Discussion sessions will be determined at the meeting. Bring your ideas.
|WEDNESDAY 29 AUGUST|
|13:30 – 13:55||Welcome, Tea + Coffee|
|13:55 – 14:00||Opening remarks|
|14:00 – 15:15||New Challenges and Bayes: The world of computer models
M J Bayarri, Universitat de València, Spain.
|15:15 – 15:45||Tea break|
|15:45 – 17:00||Aspects of spatial point process modelling and Bayesian inference
Jesper Møller, Aalborg University, Denmark.
|17:00 – 17:15||Discussion session planning|
|17:15 – 19:00||Poster reception|
|THURSDAY 30 AUGUST|
|9:45 – 11:00||Confidence in Nonparametric Bayes?
Aad van der Vaart, Leiden University, Netherlands.
|11:00 – 11:30||Tea break|
|11:30 – 13:00||General Discussion session 1|
|13:00 – 14:00||Lunch|
|14:00 – 15:15||Safe Learning: How to adjust the learning rate in Bayesian inference when all models are wrong
Peter Grünwald, Centrum voor Wiskunde en Informatica, Netherlands.
|15:15 – 15:45||Tea break|
|15:45 – 17:00||General Discussion session 2|
Computer models (or “simulators”), like rock and roll, are here to stay. They are numerical solutions to complex math/physical models which try to ‘mimic’ reality. Analyses using data from both computer models and field are very tricky, and abound on uncertainties that need to be quantified, transmitted and combined, and Bayes methods are ideally suited for these tasks.
In this talk, we concentrate on a natural area in which computer models fit naturally: the quantification of risks. Indeed, because catastrophic events are fortunately rare, it is generally not appropriate to use purely statistical models for meaningful quantification of the risk of hazards. A promising approach uses computer models to simulate the phenomena under extreme conditions, thus allowing for extrapolation past the range of the data. Our proposed approach uses a combination of a state-of-the-art computer model, models for extreme events, statistical models to take into account the numerous uncertainties present, and spatial models to interpolate the output of the complex computer model at untried inputs. Uncertainties are combined through a Bayesian analysis. The methodology is exemplified for catastrophic pyroclastic flows of the Soufriere Hills Volcano on the island of Montserrat.

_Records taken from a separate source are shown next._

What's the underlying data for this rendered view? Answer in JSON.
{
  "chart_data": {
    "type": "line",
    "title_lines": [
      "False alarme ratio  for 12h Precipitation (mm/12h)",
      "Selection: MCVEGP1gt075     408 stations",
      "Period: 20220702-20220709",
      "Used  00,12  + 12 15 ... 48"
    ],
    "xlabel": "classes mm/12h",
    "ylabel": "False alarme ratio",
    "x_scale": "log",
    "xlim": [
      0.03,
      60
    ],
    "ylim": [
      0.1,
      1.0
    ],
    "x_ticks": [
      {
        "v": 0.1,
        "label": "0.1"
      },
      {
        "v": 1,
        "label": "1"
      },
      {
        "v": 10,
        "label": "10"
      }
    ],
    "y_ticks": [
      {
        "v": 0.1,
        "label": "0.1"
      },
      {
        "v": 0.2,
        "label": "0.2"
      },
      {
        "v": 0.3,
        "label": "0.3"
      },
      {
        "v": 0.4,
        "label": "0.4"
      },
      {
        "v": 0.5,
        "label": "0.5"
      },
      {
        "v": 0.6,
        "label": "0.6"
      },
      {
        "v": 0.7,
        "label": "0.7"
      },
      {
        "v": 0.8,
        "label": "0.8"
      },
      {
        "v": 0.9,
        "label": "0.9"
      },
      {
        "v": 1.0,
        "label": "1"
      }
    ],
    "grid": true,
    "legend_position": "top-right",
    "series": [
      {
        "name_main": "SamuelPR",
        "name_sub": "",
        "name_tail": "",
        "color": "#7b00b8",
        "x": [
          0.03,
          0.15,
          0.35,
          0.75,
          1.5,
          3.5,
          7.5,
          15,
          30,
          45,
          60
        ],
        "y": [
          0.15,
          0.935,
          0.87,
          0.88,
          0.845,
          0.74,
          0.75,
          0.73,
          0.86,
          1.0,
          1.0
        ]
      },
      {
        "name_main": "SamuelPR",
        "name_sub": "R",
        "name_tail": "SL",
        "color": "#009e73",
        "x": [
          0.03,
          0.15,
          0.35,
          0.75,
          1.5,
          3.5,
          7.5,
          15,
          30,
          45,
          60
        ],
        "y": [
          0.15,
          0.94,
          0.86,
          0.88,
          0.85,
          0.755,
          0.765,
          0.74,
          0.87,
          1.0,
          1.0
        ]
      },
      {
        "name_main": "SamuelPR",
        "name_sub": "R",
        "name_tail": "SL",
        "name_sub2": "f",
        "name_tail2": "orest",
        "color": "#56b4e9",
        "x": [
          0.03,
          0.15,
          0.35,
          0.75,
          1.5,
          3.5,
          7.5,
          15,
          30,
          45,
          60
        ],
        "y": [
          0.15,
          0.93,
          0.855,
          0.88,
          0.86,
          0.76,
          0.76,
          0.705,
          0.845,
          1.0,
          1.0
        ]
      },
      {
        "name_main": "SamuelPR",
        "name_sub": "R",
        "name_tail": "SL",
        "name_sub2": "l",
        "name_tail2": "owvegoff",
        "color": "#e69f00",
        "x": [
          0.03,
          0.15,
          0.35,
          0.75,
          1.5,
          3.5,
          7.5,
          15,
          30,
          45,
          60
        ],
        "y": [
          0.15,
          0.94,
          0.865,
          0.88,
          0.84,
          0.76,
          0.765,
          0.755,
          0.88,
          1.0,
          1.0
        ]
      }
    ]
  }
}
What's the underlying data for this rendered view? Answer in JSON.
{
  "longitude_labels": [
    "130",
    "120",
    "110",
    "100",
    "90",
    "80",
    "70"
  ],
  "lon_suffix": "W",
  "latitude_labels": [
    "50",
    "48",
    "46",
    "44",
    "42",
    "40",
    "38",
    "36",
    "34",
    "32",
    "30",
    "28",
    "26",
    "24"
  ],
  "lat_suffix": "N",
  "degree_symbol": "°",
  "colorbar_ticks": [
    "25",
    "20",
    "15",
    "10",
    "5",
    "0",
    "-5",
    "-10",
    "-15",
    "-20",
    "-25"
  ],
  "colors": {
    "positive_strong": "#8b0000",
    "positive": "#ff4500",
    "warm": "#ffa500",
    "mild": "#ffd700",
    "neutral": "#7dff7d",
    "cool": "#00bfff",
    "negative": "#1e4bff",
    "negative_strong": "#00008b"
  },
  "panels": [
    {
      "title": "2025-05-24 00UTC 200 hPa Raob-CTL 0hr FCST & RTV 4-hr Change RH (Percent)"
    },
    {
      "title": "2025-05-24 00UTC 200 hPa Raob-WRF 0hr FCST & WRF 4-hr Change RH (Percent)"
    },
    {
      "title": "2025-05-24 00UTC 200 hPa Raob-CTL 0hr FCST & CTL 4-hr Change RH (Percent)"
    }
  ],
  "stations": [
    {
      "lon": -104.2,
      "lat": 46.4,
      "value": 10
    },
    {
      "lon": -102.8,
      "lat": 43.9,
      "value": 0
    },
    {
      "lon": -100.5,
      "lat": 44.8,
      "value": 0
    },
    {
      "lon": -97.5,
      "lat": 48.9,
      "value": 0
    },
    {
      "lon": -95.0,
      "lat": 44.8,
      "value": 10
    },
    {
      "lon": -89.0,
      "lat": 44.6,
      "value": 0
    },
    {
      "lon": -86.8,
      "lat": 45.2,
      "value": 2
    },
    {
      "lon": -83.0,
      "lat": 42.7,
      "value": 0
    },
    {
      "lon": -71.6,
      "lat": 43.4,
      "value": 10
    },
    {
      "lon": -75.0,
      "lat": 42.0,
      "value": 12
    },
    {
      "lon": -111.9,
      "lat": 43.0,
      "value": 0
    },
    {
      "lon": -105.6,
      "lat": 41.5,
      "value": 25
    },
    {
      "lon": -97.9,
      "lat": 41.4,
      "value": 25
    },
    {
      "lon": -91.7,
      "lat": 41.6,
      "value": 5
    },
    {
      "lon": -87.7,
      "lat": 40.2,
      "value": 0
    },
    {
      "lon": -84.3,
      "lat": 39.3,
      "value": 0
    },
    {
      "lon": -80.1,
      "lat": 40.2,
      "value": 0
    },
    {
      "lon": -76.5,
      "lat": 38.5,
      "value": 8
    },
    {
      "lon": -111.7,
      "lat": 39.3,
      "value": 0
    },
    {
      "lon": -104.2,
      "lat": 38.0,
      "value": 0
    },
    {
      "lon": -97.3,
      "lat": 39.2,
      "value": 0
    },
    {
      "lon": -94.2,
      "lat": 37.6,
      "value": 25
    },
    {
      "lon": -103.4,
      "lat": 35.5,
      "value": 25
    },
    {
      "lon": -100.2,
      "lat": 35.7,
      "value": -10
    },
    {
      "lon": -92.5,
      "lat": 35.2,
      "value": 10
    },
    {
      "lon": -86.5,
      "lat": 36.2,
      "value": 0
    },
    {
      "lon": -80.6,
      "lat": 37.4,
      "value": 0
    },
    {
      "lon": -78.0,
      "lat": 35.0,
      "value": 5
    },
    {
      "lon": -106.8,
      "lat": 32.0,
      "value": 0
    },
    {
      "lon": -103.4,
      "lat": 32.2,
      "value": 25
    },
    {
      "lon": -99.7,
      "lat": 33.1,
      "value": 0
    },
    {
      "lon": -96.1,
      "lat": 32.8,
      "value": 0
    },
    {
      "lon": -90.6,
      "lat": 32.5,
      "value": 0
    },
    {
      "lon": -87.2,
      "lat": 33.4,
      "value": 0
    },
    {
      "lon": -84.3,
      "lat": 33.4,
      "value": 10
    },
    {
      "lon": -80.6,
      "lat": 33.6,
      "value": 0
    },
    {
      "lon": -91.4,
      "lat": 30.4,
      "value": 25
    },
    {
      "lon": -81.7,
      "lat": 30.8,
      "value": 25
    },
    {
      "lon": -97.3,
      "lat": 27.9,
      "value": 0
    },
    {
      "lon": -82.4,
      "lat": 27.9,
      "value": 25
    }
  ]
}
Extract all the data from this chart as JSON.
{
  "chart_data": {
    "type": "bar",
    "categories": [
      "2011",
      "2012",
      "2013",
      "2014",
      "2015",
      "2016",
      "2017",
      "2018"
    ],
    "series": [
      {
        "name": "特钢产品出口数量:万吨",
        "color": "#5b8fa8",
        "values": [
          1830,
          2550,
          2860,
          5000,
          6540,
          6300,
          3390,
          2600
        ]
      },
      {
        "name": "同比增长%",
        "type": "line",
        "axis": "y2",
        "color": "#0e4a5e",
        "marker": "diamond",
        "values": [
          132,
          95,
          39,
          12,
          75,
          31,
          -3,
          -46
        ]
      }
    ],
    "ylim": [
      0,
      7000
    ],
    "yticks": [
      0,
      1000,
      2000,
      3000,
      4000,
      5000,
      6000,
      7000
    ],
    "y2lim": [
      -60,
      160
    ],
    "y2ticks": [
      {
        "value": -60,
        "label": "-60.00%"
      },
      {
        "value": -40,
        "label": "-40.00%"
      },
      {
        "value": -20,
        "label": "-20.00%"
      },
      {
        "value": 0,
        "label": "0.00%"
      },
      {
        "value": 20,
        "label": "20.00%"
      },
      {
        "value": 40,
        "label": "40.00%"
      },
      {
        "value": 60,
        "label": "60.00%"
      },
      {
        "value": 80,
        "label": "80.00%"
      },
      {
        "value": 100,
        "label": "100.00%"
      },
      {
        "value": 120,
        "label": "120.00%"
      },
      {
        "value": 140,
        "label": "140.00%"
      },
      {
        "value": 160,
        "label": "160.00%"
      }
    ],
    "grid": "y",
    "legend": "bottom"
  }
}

We start by a brief introduction to fundamental spatial point process characteristics and models, including Poisson process, Poisson cluster processes, Cox processes, and Gibbs point processes. Then we review Bayesian modelling strategies and discuss the computational aspects when estimating intensity functions and spatial interactions of spatial point processes. If time allows we will also consider determinantal point processes, which constitute a promising alternative to repulsive Gibbs point processes. Background material can be found in the literature below and the references therein.
Nonparametric inference has the purpose of not making restrictive a-priori assumptions. Nonparametric Bayesian inference starts with a prior on a function space, which should not restrict the shape of the unknown function too much. We illustrate this with the example of Gaussian process priors. The usual Bayesian machine produces a posterior distribution, also on the function space, which one would like to use both for estimating the unknown function and for quantifying the remaining uncertainty of the inference. We study the success of these procedures from a frequentist perspective. For the second this involves the frequentist coverage of a posterior credible set, a central set of prescribed posterior probability. We show that there is a danger of prior oversmoothing, and we ask some questions about preventing this by a hierarchical or empirical Bayes method.
Standard Bayesian inference can behave badly if the model under consideration is wrong: in some simple settings, the posterior fails to concentrate even in the limit of infinite sample size. We introduce a test that can tell from the data whether we are heading for such a situation. If we are, we can adjust the learning rate (equivalently: make the prior lighter-tailed, or penalize the likelihood more) in a data-dependent way. The resulting “safe” estimator continues to achieve good rates with wrong models. For example, when applied to a union of classification models, the safe estimator achieves the optimal rate for the Tsybakov exponent of the underlying distribution. This establishes a connection between Bayesian inference (based on probability models) and statistical learning theory (based on predictor models such as classifiers).